Clinical Risk Factors Affecting Procedure-Related Major Neurological Complications in Unruptured Intracranial Aneurysms.
E Wook Jang ; Yong Bae Kim ; Jin-Yang Joo ; Chang-Ki Hong ; Sang Hyun Suh ; Joonho Chung
Yonsei Medical Journal, Vol.56(4) : 987~992, 2015
Yonsei Medical Journal
PURPOSE: The operative risk and natural history rupture risk for the treatment of unruptured intracranial aneurysms (UIAs) should be evaluated. The purpose of this study was to report our experience with treating UIAs and to outline clinical risk factors associated with procedure-related major neurological complications.
MATERIALS AND METHODS: We treated 1158 UIAs in 998 patients over the last 14 years. All patients underwent operation performed by a single microvascular surgeon and two interventionists at a single institution. Patient factors, aneurysm factors, and clinical outcomes were analyzed in relation to procedure-related complications.

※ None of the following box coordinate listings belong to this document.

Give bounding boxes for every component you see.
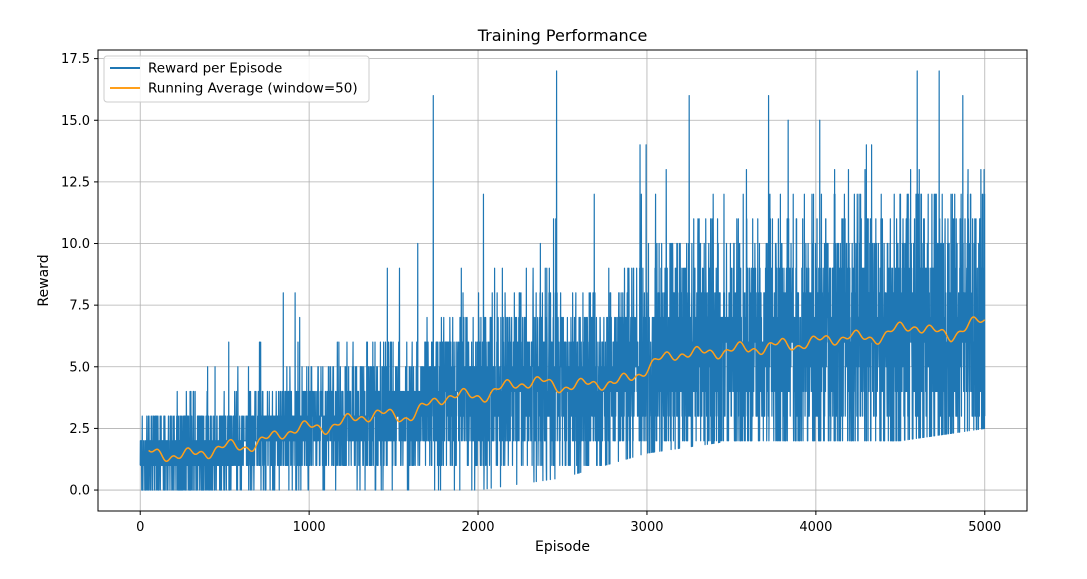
plot-frame (97, 49, 1028, 512)
x-tick-label: 2000 (461, 520, 494, 535)
series-area (139, 70, 986, 491)
y-tick-label: 17.5 (61, 52, 90, 67)
series-line-running-average (148, 316, 986, 463)
y-tick-label: 2.5 (69, 422, 90, 437)
legend-label-reward: Reward per Episode (148, 61, 282, 77)
legend: Reward per Episode Running Average (wind… (103, 55, 370, 103)
y-tick-label: 7.5 (69, 299, 90, 314)
legend-box (103, 55, 370, 103)
series-line-reward (139, 70, 986, 491)
x-tick-label: 4000 (799, 520, 832, 535)
x-axis-label: Episode (535, 539, 590, 555)
y-tick-label: 5.0 (69, 360, 90, 375)
y-tick-label: 15.0 (61, 114, 90, 129)
y-tick-label: 0.0 (69, 484, 90, 499)
axis-ticks: 0 1000 2000 3000 4000 5000 0.0 2.5 5.0 7.5 10.0 12.… (61, 52, 1001, 535)
y-tick-label: 12.5 (61, 175, 90, 190)
legend-label-running-average: Running Average (window=50) (148, 81, 358, 97)
x-tick-label: 5000 (968, 520, 1001, 535)
x-tick-label: 3000 (630, 520, 663, 535)
x-tick-label: 1000 (293, 520, 326, 535)
y-axis-label: Reward (36, 254, 52, 306)
y-tick-label: 10.0 (61, 237, 90, 252)
x-tick-label: 0 (136, 520, 144, 535)
chart-title: Training Performance (477, 26, 648, 45)
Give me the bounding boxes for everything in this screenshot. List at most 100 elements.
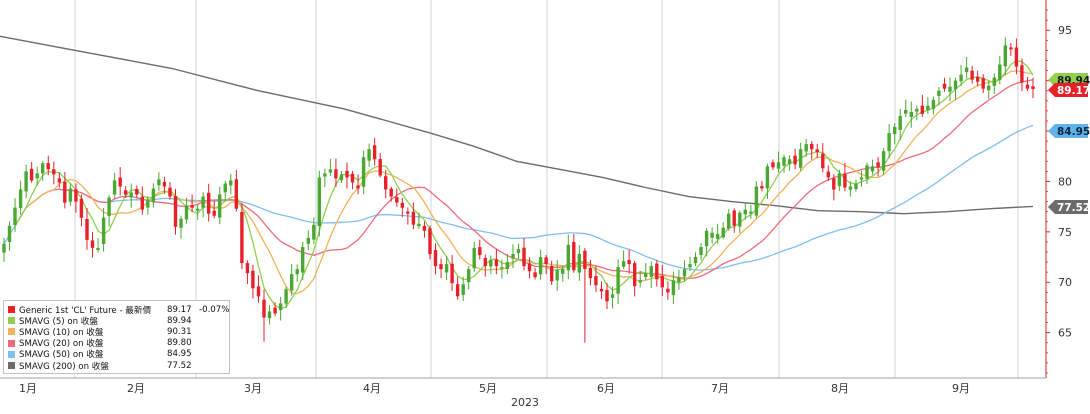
candle-body bbox=[467, 269, 471, 283]
candle-body bbox=[859, 177, 864, 180]
candle-body bbox=[323, 173, 327, 177]
candle-body bbox=[478, 247, 482, 256]
candle-body bbox=[566, 244, 570, 271]
candle bbox=[909, 101, 913, 128]
candle bbox=[2, 237, 6, 263]
candle bbox=[1031, 77, 1035, 99]
candle bbox=[18, 180, 23, 215]
candle bbox=[395, 188, 399, 207]
candle bbox=[942, 77, 947, 92]
candle-body bbox=[417, 223, 421, 227]
candle bbox=[561, 265, 565, 282]
candle bbox=[173, 188, 178, 235]
candle bbox=[278, 296, 283, 321]
candle bbox=[588, 259, 593, 286]
candle-body bbox=[638, 280, 642, 283]
candle-body bbox=[572, 241, 576, 271]
candle-body bbox=[234, 179, 238, 209]
candle-body bbox=[13, 207, 17, 226]
candle-body bbox=[732, 210, 736, 226]
candle bbox=[920, 94, 924, 118]
candle bbox=[810, 141, 814, 160]
legend-label-sma5: SMAVG (5) on 收盤 bbox=[19, 316, 98, 327]
candle bbox=[666, 281, 670, 300]
candle bbox=[312, 217, 316, 245]
candle-body bbox=[1003, 45, 1007, 67]
candle-body bbox=[898, 115, 902, 130]
candle-body bbox=[306, 237, 310, 244]
candle bbox=[212, 200, 216, 219]
candle bbox=[256, 275, 261, 303]
candle bbox=[998, 55, 1002, 85]
candle-body bbox=[865, 165, 869, 179]
candle-body bbox=[704, 230, 709, 247]
candle bbox=[555, 260, 559, 291]
candle bbox=[411, 202, 416, 230]
candle-body bbox=[920, 105, 924, 114]
candle-body bbox=[79, 198, 84, 218]
candle-body bbox=[599, 288, 604, 292]
candle-body bbox=[85, 219, 89, 240]
axis-badge-label: 84.95 bbox=[1057, 126, 1090, 138]
candle-body bbox=[837, 173, 842, 187]
candle-body bbox=[754, 186, 759, 216]
candle-body bbox=[677, 277, 681, 283]
candle bbox=[118, 167, 122, 196]
candle bbox=[516, 243, 521, 260]
candle bbox=[749, 204, 753, 219]
candle-body bbox=[964, 67, 969, 73]
candle-body bbox=[135, 189, 139, 195]
candle bbox=[771, 159, 775, 170]
candle-body bbox=[406, 211, 410, 214]
legend-label-sma50: SMAVG (50) on 收盤 bbox=[19, 350, 104, 361]
candle bbox=[52, 161, 56, 185]
candle-body bbox=[511, 254, 515, 259]
candle bbox=[350, 170, 355, 190]
candle bbox=[610, 286, 615, 309]
candle-body bbox=[682, 269, 687, 277]
candle-body bbox=[450, 263, 454, 284]
candle-body bbox=[118, 177, 122, 187]
candle bbox=[1020, 58, 1024, 92]
candle-body bbox=[633, 263, 637, 287]
candle bbox=[1009, 43, 1013, 57]
candle bbox=[826, 165, 830, 182]
candle-body bbox=[384, 176, 388, 190]
candle bbox=[876, 156, 880, 177]
candle bbox=[621, 250, 626, 270]
candle bbox=[981, 74, 985, 93]
candle-body bbox=[378, 159, 382, 176]
candle-body bbox=[793, 155, 797, 165]
candle bbox=[284, 286, 288, 309]
candle-body bbox=[1025, 84, 1030, 89]
candle-body bbox=[273, 307, 277, 314]
candle bbox=[245, 260, 250, 285]
candle-body bbox=[887, 133, 891, 152]
candle-body bbox=[776, 162, 781, 169]
candle-body bbox=[787, 159, 792, 165]
candle-body bbox=[870, 166, 875, 172]
candle-body bbox=[107, 197, 111, 217]
candle bbox=[190, 194, 194, 213]
candle bbox=[450, 254, 454, 291]
candle bbox=[63, 171, 67, 209]
candle-body bbox=[483, 258, 487, 267]
candle-body bbox=[433, 250, 438, 267]
y-tick-label: 95 bbox=[1058, 24, 1072, 37]
candle-body bbox=[63, 181, 67, 203]
candle bbox=[417, 212, 421, 229]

RESULTS: The total complication rate was 22 (2.2%) out of 998 patients. Among them, complications developed in 14 (2.3%) out of 612 patients who underwent microsurgery and in 8 (2.1%) out of 386 patients who underwent endovascular procedures. One patient died due to intraoperative rupture during an endovascular procedure. The procedure-related complication was highly correlated with age (p=0.004), hypertension (p=0.002), and history of ischemic stroke (p<0.001) in univariate analysis. The multivariate analysis revealed previous history of ischemic stroke (p=0.001) to be strongly correlated with procedure-related complications.
CONCLUSION: A history of ischemic stroke was strongly correlated with procedure-related major neurological complications when treating UIAs. Accordingly, patients with UIAs who have a previous history of ischemic stroke might be at risk of procedure-related major neurological complications.